No one knows how the Supreme Court will ultimately rule. But we do know that if the Court decides to strike down the ACA, the human toll will be immense and tragic. The law has granted unprecedented health security to millions:

  • 18.2 million formerly uninsured people have gained coverage since 2010
  • 53.8 million Americans with preexisting health conditions are now protected
  • 12.7 million low-income people are insured through expanded Medicaid
  • 10.6 million people have coverage through the ACA marketplaces, 9.3 million of whom receive tax credits to help them pay their premiums
  • 5.5 million young adults have gained coverage, many by staying on their parents’ plans
  • 45 million Medicare beneficiaries have much better drug coverage.

Such a decision will also trigger massive disruption throughout the U.S. health system. The health care industry represents nearly 20 percent of the nation’s economy; the ACA has touched every corner of it. The law restructured the individual and small-group health insurance markets, expanded and streamlined the Medicaid program, improved Medicare benefits, and reformed the way Medicare pays doctors, hospitals, and other providers. It was a catalyst for the movement toward value-based care and established a regulatory pathway for biosimilars — less expensive versions of biologic drugs. States have rewritten laws to incorporate the ACA’s provisions. Insurers, hospitals, physicians, and state and local governments have invested billions of dollars in adjusting to these changes.

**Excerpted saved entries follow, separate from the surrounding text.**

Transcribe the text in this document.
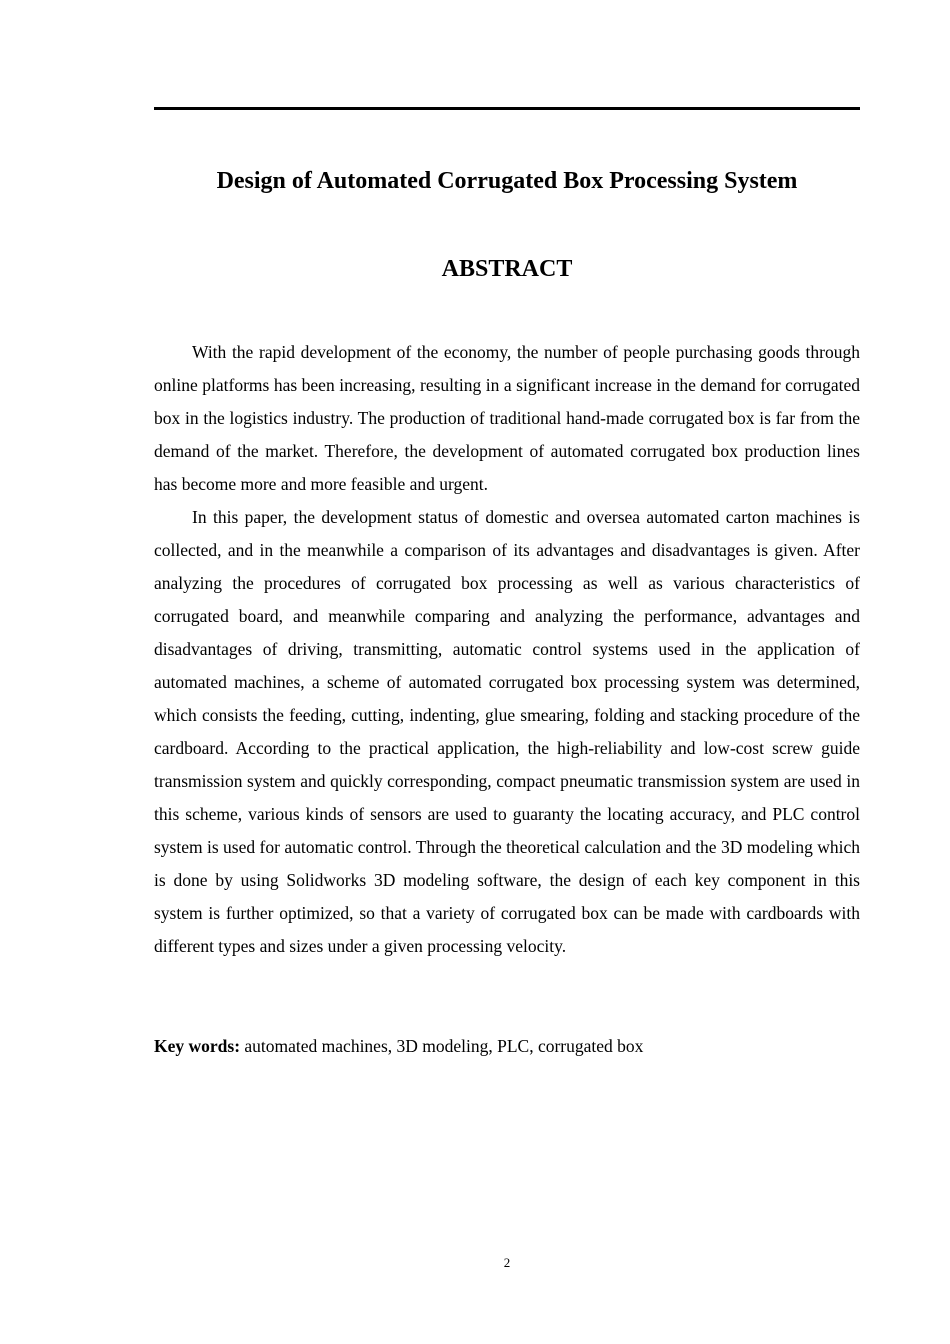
Design of Automated Corrugated Box Processing System
ABSTRACT

With the rapid development of the economy, the number of people purchasing goods through online platforms has been increasing, resulting in a significant increase in the demand for corrugated box in the logistics industry. The production of traditional hand-made corrugated box is far from the demand of the market. Therefore, the development of automated corrugated box production lines has become more and more feasible and urgent.

In this paper, the development status of domestic and oversea automated carton machines is collected, and in the meanwhile a comparison of its advantages and disadvantages is given. After analyzing the procedures of corrugated box processing as well as various characteristics of corrugated board, and meanwhile comparing and analyzing the performance, advantages and disadvantages of driving, transmitting, automatic control systems used in the application of automated machines, a scheme of automated corrugated box processing system was determined, which consists the feeding, cutting, indenting, glue smearing, folding and stacking procedure of the cardboard. According to the practical application, the high-reliability and low-cost screw guide transmission system and quickly corresponding, compact pneumatic transmission system are used in this scheme, various kinds of sensors are used to guaranty the locating accuracy, and PLC control system is used for automatic control. Through the theoretical calculation and the 3D modeling which is done by using Solidworks 3D modeling software, the design of each key component in this system is further optimized, so that a variety of corrugated box can be made with cardboards with different types and sizes under a given processing velocity.

Key words: automated machines, 3D modeling, PLC, corrugated box

2
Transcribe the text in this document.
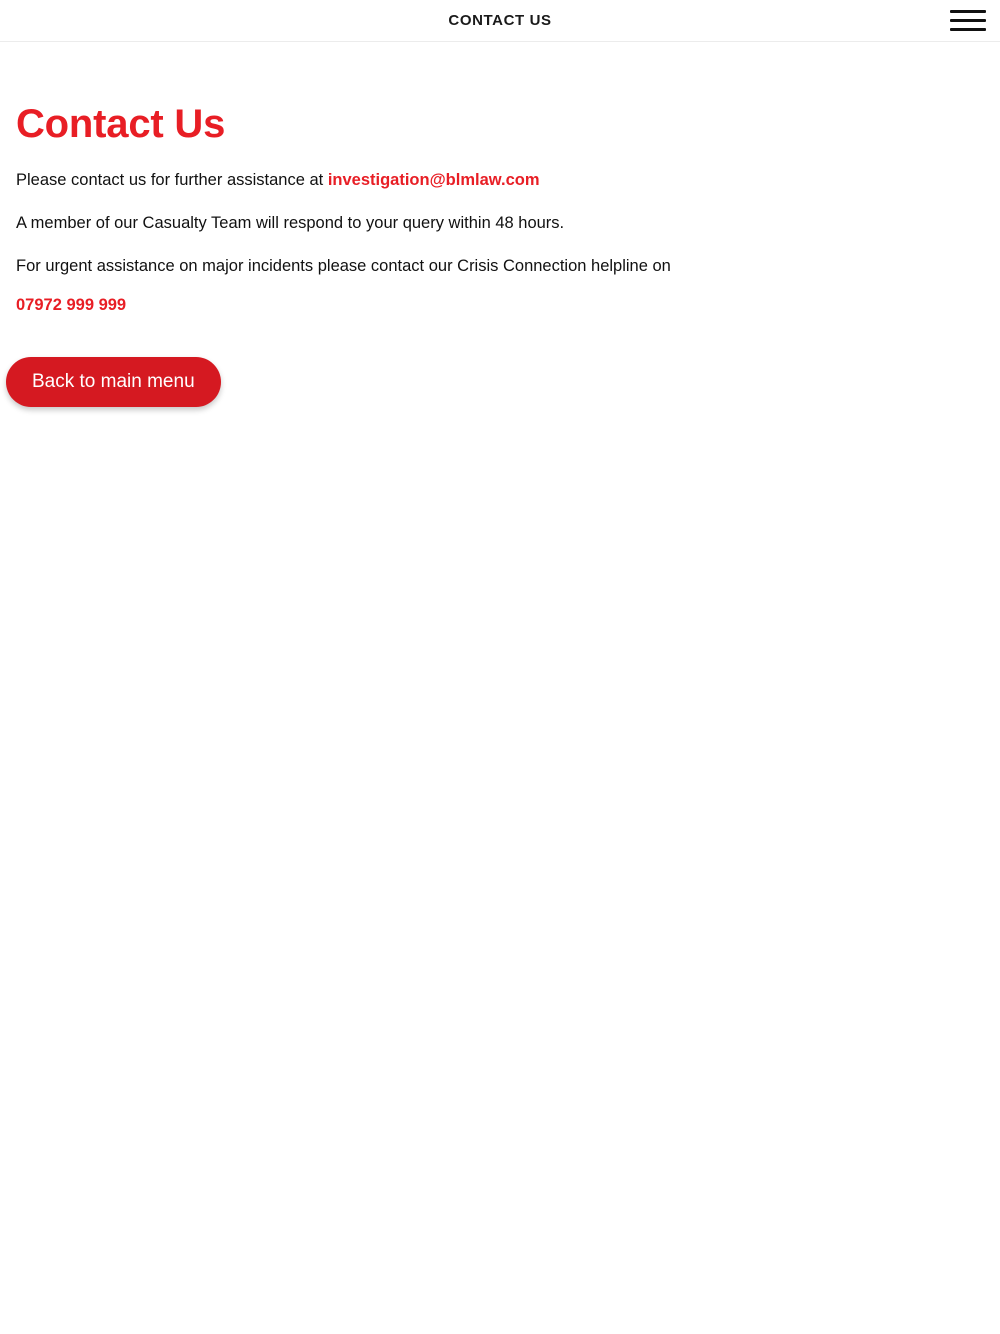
CONTACT US
Contact Us

Please contact us for further assistance at investigation@blmlaw.com

A member of our Casualty Team will respond to your query within 48 hours.

For urgent assistance on major incidents please contact our Crisis Connection helpline on

07972 999 999

Back to main menu
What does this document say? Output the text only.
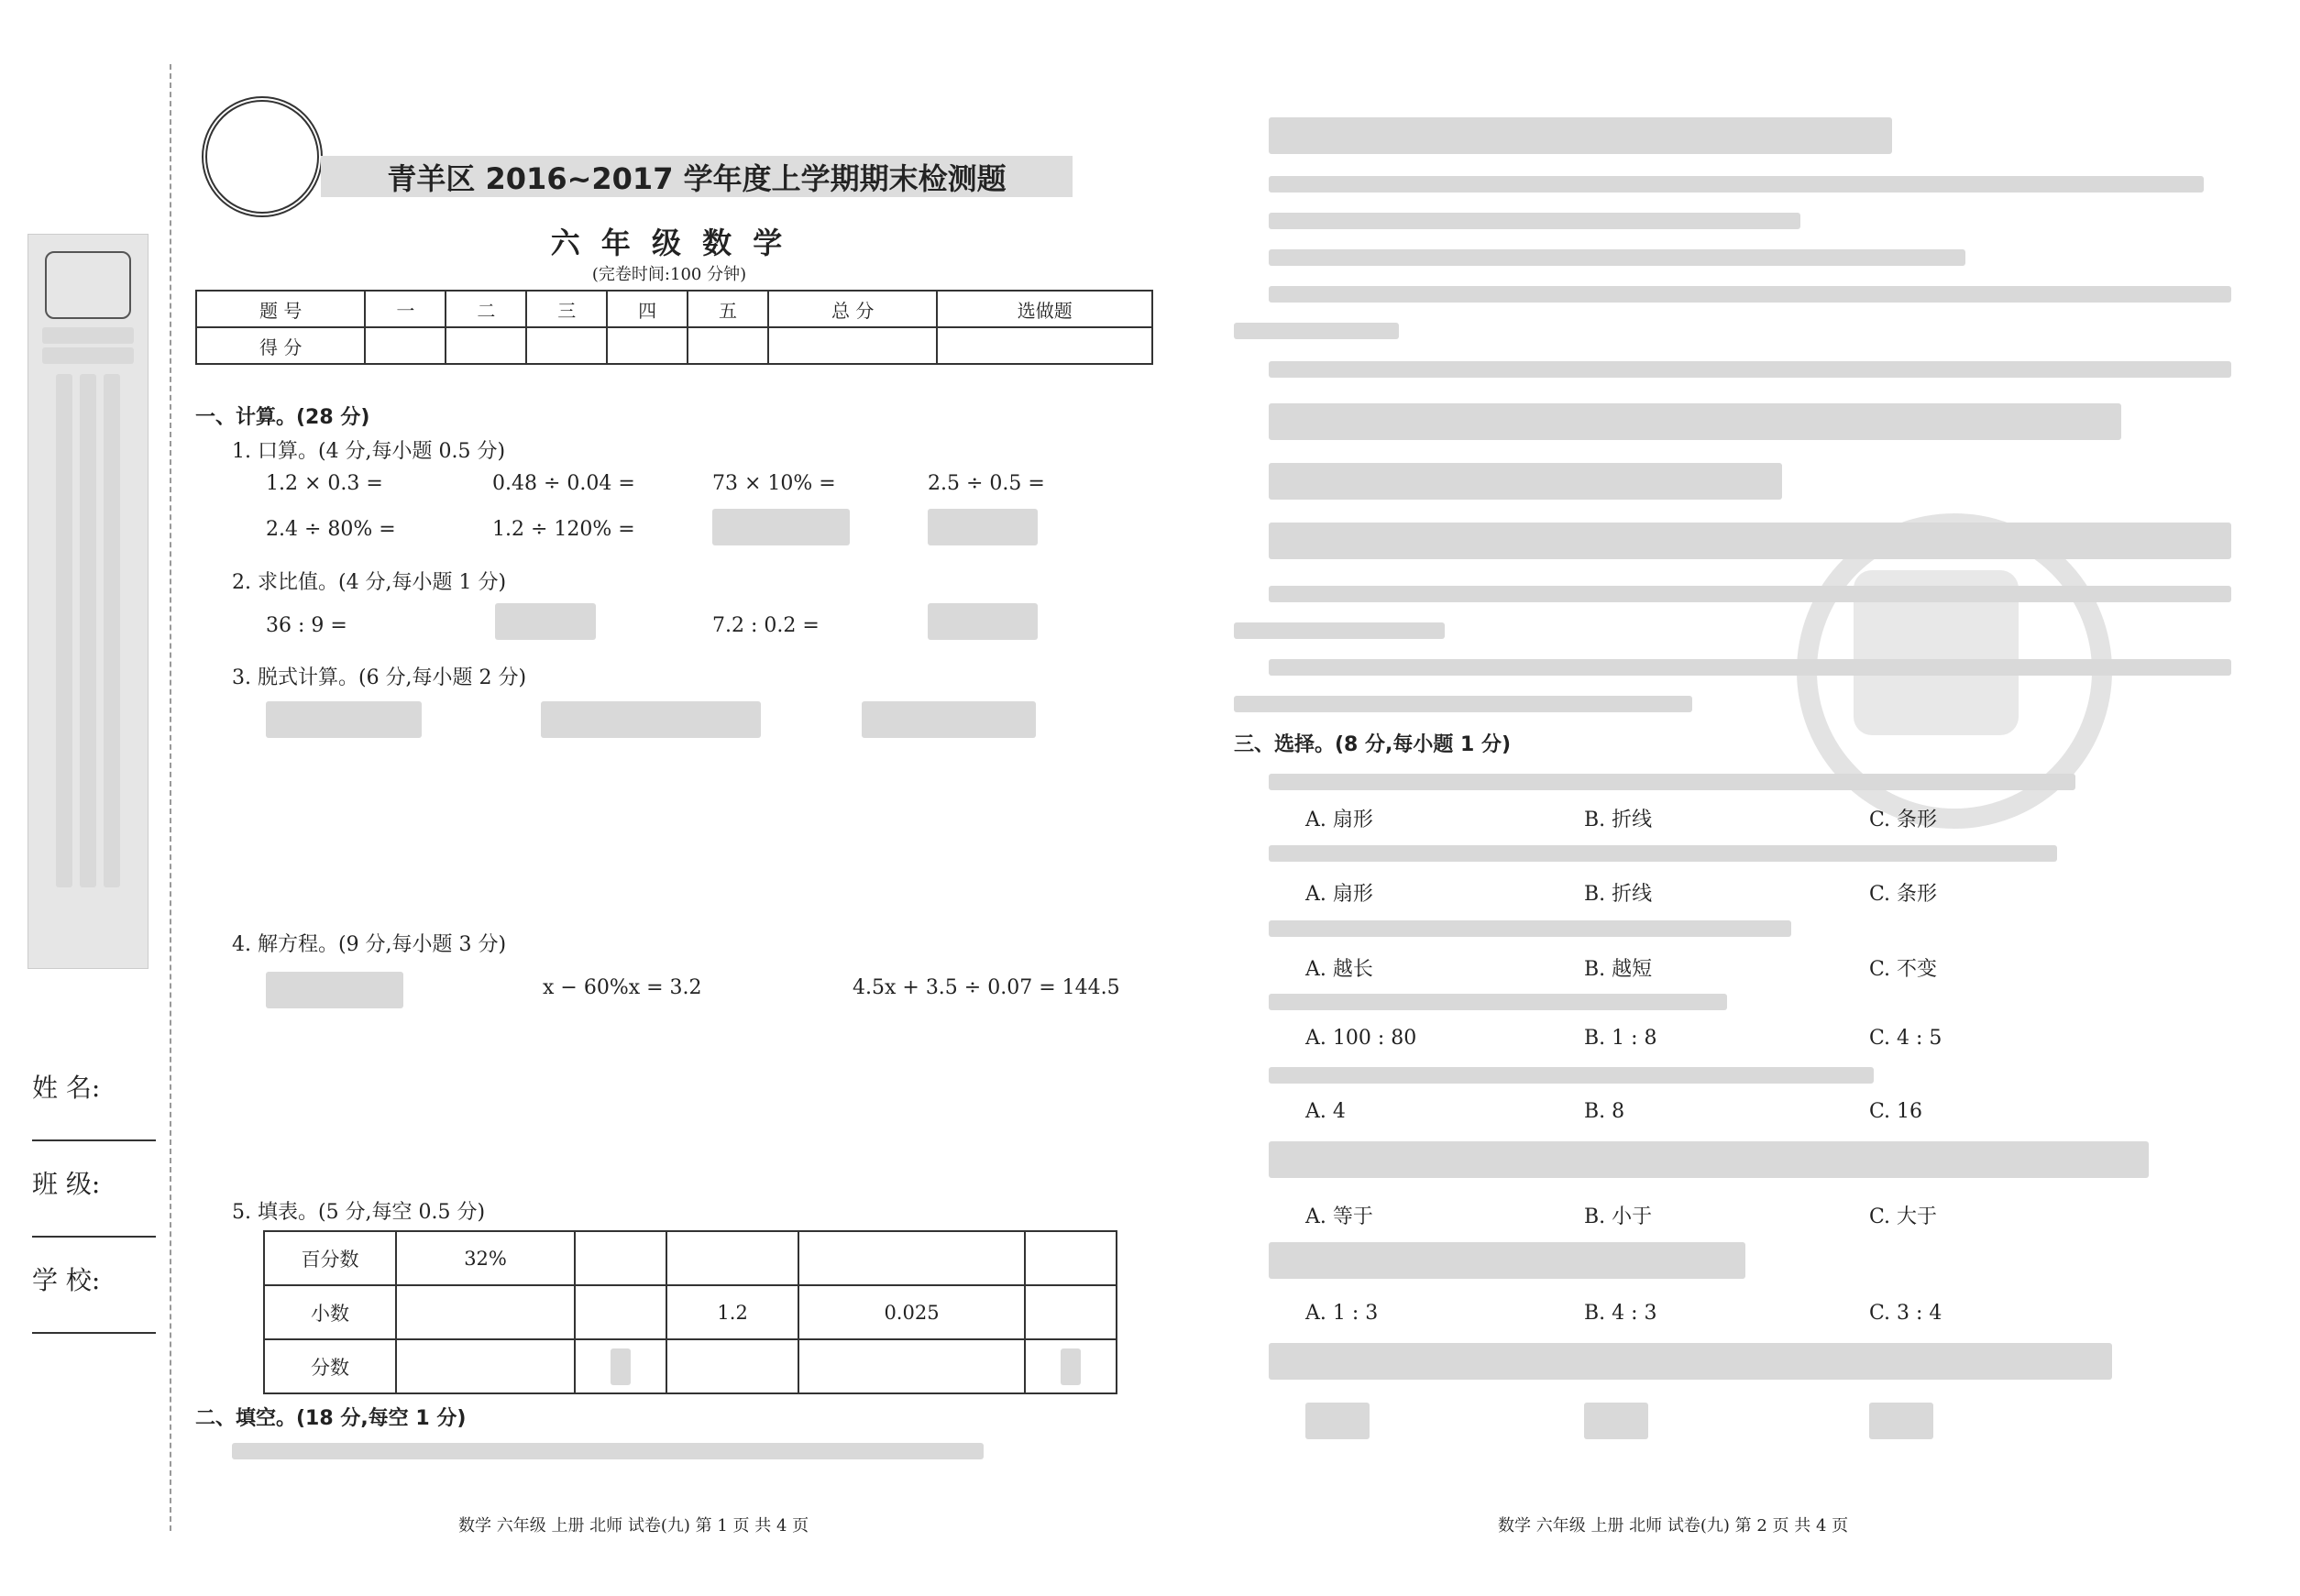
姓 名:
班 级:
学 校:
青羊区 2016~2017 学年度上学期期末检测题
六 年 级 数 学
(完卷时间:100 分钟)
题 号	一	二	三	四	五	总 分	选做题
得 分							
一、计算。(28 分)
1. 口算。(4 分,每小题 0.5 分)
1.2 × 0.3 =	0.48 ÷ 0.04 =	73 × 10% =	2.5 ÷ 0.5 =
2.4 ÷ 80% =	1.2 ÷ 120% =
2. 求比值。(4 分,每小题 1 分)
36 : 9 =	7.2 : 0.2 =
3. 脱式计算。(6 分,每小题 2 分)
4. 解方程。(9 分,每小题 3 分)
x − 60%x = 3.2	4.5x + 3.5 ÷ 0.07 = 144.5
5. 填表。(5 分,每空 0.5 分)
百分数	32%				
小数			1.2	0.025	
分数					
二、填空。(18 分,每空 1 分)
数学 六年级 上册 北师 试卷(九) 第 1 页 共 4 页
三、选择。(8 分,每小题 1 分)
A. 扇形	B. 折线	C. 条形
A. 扇形	B. 折线	C. 条形
A. 越长	B. 越短	C. 不变
A. 100 : 80	B. 1 : 8	C. 4 : 5
A. 4	B. 8	C. 16
A. 等于	B. 小于	C. 大于
A. 1 : 3	B. 4 : 3	C. 3 : 4
数学 六年级 上册 北师 试卷(九) 第 2 页 共 4 页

The law’s popular preexisting health condition protections have made it possible for people with minor-to-serious health problems to apply for coverage in the same way healthier people have always done. These protections have given the estimated 53.8 million Americans with preexisting health conditions the peace of mind that they will never be denied health insurance because of their health.

More than 150 million people who get coverage through their employers now are eligible for free preventive care, and their children can stay on their policies to age 26.

The wide racial and income inequities in health insurance coverage that have been partly remedied by the ACA would return. Hospitals and providers, especially safety-net institutions, would struggle with mounting uncompensated care burdens and sicker and more costly patients who are not receiving the preventive care they need.

The ACA tore down financial barriers to health care for millions, many of whom were uninsured for most of their lives. It has demonstrably helped people get the health care they need in states across the country. Research indicates that Medicaid expansion has led to improved health status and lower mortality risk.

To date, neither the Trump administration, which has sided with the plaintiffs in the case, nor its Republican colleagues in Congress have offered a replacement plan in the event the law is struck down. The historic progress made by Americans, particularly those with middle and lower incomes and people of color, could unravel. Voters are already telling policymakers they are worried about their ability to afford health care. Yesterday’s decision and the uncertain path forward to the Supreme Court is certain to escalate those worries. With the nation entering the 2020 presidential election year, the Supreme Court may decide to take up the case this term.